A mediados de septiembre estaban listos para abrir túneles a través de las tres enormes rocas que habían dejado atrás, en pleno camino. Una de ellas estaba en las afueras de Seravezza; la segunda, un poco más allá de Rimagno, y la tercera, en un lugar donde el río atravesaba una antigua senda. Su camino sería terminado por fin. Había arrojado la suficiente piedra suelta en la ciénaga como para llenar todo el mar Tirreno, pero el lecho del camino, después de hundirse numerosas veces, estaba firme, al fin, hasta la playa.

En la cantera de Vincarella, había conseguido desprender un magnifico bloque.

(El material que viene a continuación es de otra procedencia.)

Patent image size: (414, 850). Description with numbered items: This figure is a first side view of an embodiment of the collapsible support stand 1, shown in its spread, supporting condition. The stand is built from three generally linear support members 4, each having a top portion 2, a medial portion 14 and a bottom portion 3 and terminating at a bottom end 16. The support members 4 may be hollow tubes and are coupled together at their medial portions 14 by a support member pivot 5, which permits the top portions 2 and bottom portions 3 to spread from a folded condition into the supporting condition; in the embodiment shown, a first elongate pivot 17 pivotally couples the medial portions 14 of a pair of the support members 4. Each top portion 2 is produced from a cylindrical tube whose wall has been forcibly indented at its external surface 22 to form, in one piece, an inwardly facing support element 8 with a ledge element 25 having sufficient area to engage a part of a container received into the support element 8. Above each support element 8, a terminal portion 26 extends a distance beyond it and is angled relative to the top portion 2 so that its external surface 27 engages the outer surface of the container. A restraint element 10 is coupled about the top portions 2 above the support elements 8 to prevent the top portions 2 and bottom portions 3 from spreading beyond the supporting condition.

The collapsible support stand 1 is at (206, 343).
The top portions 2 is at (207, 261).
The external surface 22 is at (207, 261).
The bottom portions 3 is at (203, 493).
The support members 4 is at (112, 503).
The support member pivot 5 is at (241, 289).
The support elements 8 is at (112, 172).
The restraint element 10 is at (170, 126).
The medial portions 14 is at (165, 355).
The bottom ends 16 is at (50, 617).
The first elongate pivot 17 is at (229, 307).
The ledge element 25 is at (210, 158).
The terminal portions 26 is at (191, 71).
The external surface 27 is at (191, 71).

Además, tenía otro en el borde del poggio. Aunque algunos de los canteros que acababa de contratar se habían ido también, quejándose de exceso de trabajo, Miguel Ángel estaba contento con los resultados obtenidos durante el verano.

—Sé que esto ha sido interminable para usted, Gilberto —dijo—. Pero ahora que hemos establecido un modus operandi desprenderemos tres o cuatro bloques más antes de que empiecen las lluvias.

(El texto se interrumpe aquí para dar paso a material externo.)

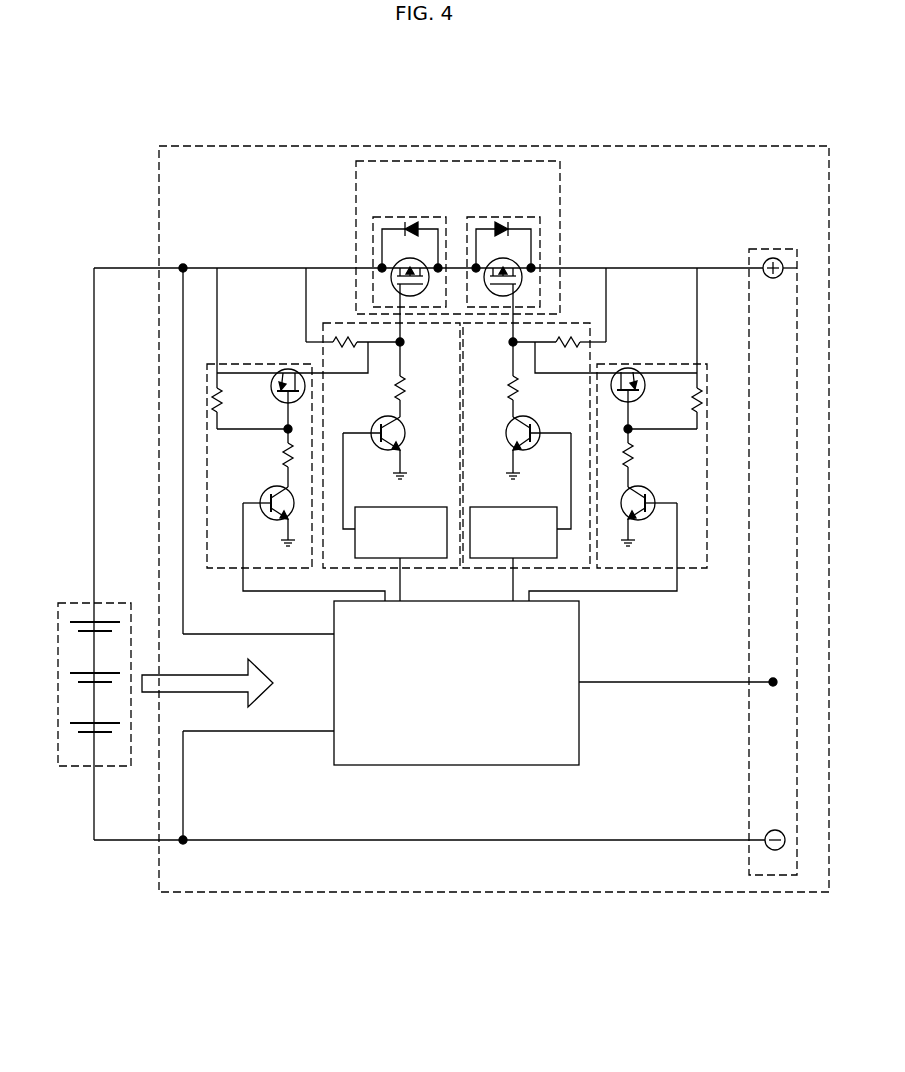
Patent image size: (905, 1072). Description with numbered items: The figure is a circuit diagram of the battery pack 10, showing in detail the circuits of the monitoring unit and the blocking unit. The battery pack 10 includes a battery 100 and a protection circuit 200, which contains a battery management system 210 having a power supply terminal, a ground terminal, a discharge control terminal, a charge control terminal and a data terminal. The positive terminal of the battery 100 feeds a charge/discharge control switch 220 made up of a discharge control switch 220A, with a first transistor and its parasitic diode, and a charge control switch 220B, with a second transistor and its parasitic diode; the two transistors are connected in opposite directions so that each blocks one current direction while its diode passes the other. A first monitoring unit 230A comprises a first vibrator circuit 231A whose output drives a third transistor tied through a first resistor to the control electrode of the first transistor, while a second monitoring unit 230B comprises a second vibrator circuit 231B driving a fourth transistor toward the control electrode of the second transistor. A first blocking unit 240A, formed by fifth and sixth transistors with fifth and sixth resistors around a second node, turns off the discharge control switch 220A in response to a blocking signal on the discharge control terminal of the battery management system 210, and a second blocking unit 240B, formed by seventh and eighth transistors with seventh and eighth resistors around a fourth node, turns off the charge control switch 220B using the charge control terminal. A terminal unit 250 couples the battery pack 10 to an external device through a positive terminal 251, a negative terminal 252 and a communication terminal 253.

The battery pack 10 is at (438, 87).
The battery 100 is at (118, 603).
The protection circuit 200 is at (633, 146).
The battery management system (BMS) 210 is at (579, 657).
The charge/discharge control switch 220 is at (560, 176).
The discharge control switch 220A is at (397, 217).
The charge control switch 220B is at (493, 217).
The first monitoring unit 230A is at (338, 323).
The second monitoring unit 230B is at (575, 323).
The first vibrator circuit 231A is at (424, 507).
The second vibrator circuit 231B is at (480, 507).
The first blocking unit 240A is at (248, 364).
The second blocking unit 240B is at (657, 364).
The terminal unit 250 is at (773, 249).
The positive terminal 251 is at (773, 279).
The negative terminal 252 is at (775, 830).
The communication terminal 253 is at (773, 678).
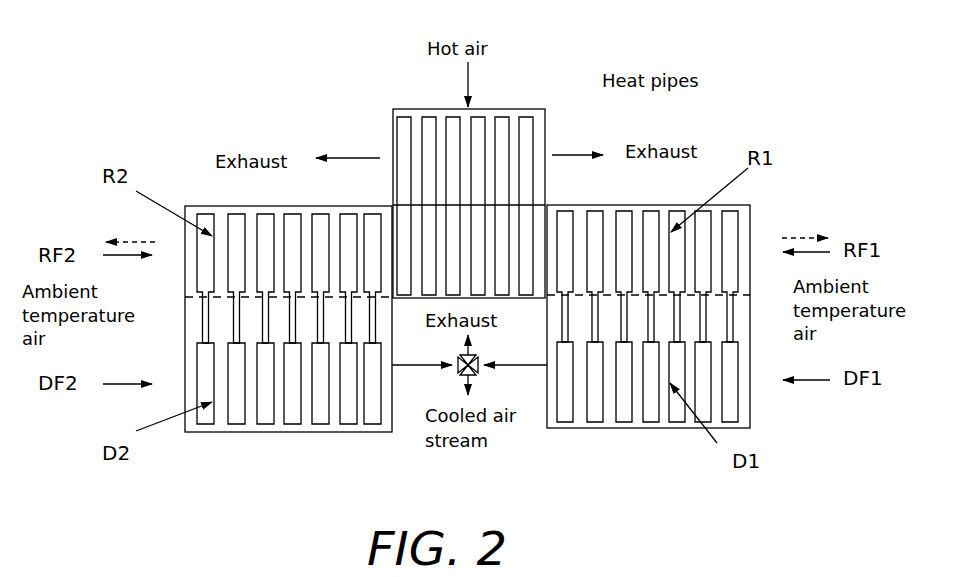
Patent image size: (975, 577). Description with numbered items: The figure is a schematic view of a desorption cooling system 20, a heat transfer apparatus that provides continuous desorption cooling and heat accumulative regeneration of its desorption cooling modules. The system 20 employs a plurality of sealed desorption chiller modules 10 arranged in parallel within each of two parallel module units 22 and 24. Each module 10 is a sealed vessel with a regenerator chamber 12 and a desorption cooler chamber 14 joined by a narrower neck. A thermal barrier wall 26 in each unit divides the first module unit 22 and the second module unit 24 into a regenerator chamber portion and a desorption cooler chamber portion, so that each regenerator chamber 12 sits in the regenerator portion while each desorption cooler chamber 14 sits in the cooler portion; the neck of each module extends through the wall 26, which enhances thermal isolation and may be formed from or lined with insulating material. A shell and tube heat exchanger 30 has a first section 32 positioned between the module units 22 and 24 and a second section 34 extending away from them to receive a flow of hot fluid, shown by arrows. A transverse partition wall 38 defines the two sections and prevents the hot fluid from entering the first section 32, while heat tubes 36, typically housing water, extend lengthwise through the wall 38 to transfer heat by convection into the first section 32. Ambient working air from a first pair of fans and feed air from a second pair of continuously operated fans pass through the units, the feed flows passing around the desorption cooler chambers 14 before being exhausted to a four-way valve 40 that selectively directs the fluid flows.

The desorption chiller module 10 is at (347, 434).
The regenerator chamber 12 is at (318, 240).
The desorption cooler chamber 14 is at (318, 410).
The desorption cooling system 20 is at (752, 105).
The first module unit 22 is at (758, 222).
The second module unit 24 is at (224, 434).
The thermal barrier wall 26 is at (184, 300).
The shell and tube heat exchanger 30 is at (391, 104).
The first section 32 is at (416, 240).
The second section 34 is at (514, 153).
The heat tubes 36 is at (526, 121).
The partition wall 38 is at (504, 200).
The four-way valve 40 is at (480, 375).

A la mañana siguiente comenzó a mover las enormes masas de mármol precipicio abajo. El suelo estaba cubierto de trozos de mármol y tierra para proporcionar una base de deslizamiento lo más lisa posible. El bloque fue atado con sogas media docena de veces alrededor de su parte más ancha y montado sobre rodillos de madera. Luego lo empujaron hasta el borde del poggio, con la punta hacia el borde del canal. A lo largo de la empinada pendiente, se habían introducido, a ambos lados, grandes tacos inclinados hacia afuera. Las sogas del bloque, atadas a esos tacos, constituían el único freno que los hombres tenían para contener el bloque e impedir que se precipitase al fondo del barranco.

La enorme masa empezó a deslizarse pendiente abajo, contenida por unos treinta hombres. Miguel Ángel les indicaba sobre la manera en que tenían que manejar los rodillos para ir colocándolos delante del bloque cuando éste los iba dejando atrás.

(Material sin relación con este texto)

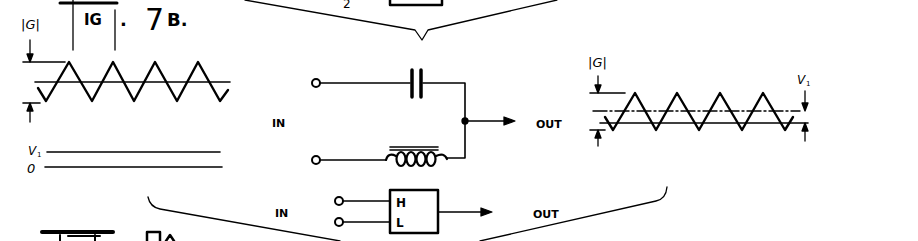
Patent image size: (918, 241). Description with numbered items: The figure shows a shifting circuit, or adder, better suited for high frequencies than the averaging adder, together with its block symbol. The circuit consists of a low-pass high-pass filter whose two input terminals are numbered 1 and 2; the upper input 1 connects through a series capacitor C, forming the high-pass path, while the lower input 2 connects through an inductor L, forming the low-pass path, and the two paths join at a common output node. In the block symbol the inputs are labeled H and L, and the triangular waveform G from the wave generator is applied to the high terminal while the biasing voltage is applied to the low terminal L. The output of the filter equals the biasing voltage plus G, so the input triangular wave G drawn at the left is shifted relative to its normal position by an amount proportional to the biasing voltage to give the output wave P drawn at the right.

The triangular waveform input voltage G is at (157, 72).
The output voltage P is at (725, 100).
The capacitor C is at (426, 73).
The low-frequency input terminal L is at (418, 147).
The input terminal 1 is at (348, 199).
The input terminal 2 is at (332, 198).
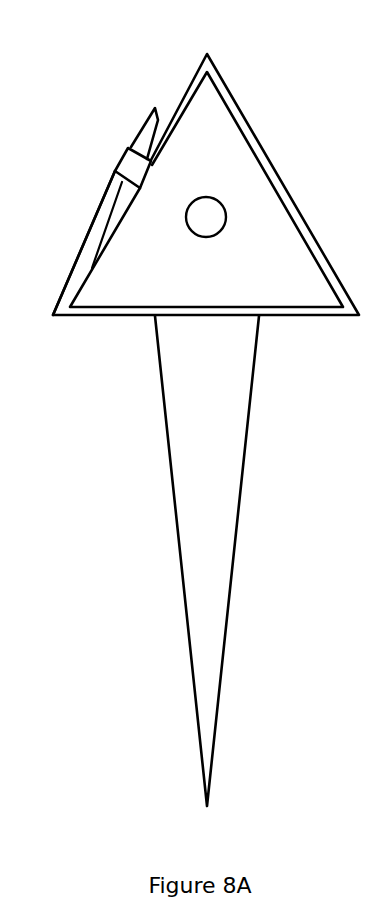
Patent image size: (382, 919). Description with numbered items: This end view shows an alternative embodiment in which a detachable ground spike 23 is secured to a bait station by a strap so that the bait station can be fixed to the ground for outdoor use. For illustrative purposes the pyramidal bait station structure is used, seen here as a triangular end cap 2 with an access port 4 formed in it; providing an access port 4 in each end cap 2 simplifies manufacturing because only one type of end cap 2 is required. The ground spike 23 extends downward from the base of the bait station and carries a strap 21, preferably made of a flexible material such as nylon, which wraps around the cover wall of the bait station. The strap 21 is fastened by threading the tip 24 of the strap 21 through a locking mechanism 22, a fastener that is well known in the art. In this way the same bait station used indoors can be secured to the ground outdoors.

The end cap 2 is at (223, 140).
The access port 4 is at (204, 223).
The strap 21 is at (87, 248).
The locking mechanism 22 is at (128, 160).
The ground spike 23 is at (187, 416).
The tip of strap 24 is at (142, 120).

Pasaron las horas y el sol se elevó en el cielo. Los hombres estaban cubiertos de sudor, maldecían, se quejaban de que tenían hambre.

—¡No podemos detenemos para comer! —exclamó Miguel Ángel—. ¡No podemos asegurar el bloque! ¡Se nos iría hasta el fondo!

El mármol seguía deslizándose por la cuesta, mientras los hombres hacían desesperados esfuerzos para mantenerlo bajo su control y no permitir que tomase impulso.

A última hora de la tarde se hallaban ya a sólo unos treinta metros del camino. Miguel Ángel estaba jubiloso. Poco más, y el bloque sería deslizado hasta la plataforma de carga, desde la que sería llevado al carro especial tirado por los treinta y dos bueyes.

Nunca se supo cómo se produjo el accidente. Un ágil y joven pisano, llamado Gino, que colocaba los rodillos ante el bloque, se acababa de encorvar para poner uno de ellos, cuando de pronto se oyó un grito de alarma y el bloque comenzó a descender por propio impulso.

—¡Gino!… ¡Cuidado abajo, Gino!… ¡Apártate!

Los gritos llegaron demasiado tarde. El enorme bloque pasó sobre el infortunado joven, y se desvió hacia Miguel Ángel. Éste se arrojó a un lado y rodó sobre sí mismo varias veces hasta contener su caída.

Los hombres quedaron paralizados de horror, mientras la gran masa de piedra adquiría impulso y se precipitaba hacia abajo, llegaba a la plataforma de carga y se despedazaba en cien fragmentos en el camino.

Gilberto estaba inclinado sobre el cuerpo de Gino. Una gran mancha de sangre cubría el lugar donde yacía el infortunado cantero.

—¡Ha muerto instantáneamente! —dijo Gilberto.

Miguel Ángel tomó el cadáver en brazos y bajó tambaleante el resto de la pendiente. Alguien acercó su mula hasta la plataforma de carga. Miguel Ángel montó sin soltar el cuerpo y, seguido por los demás, emprendió el camino a Seravezza.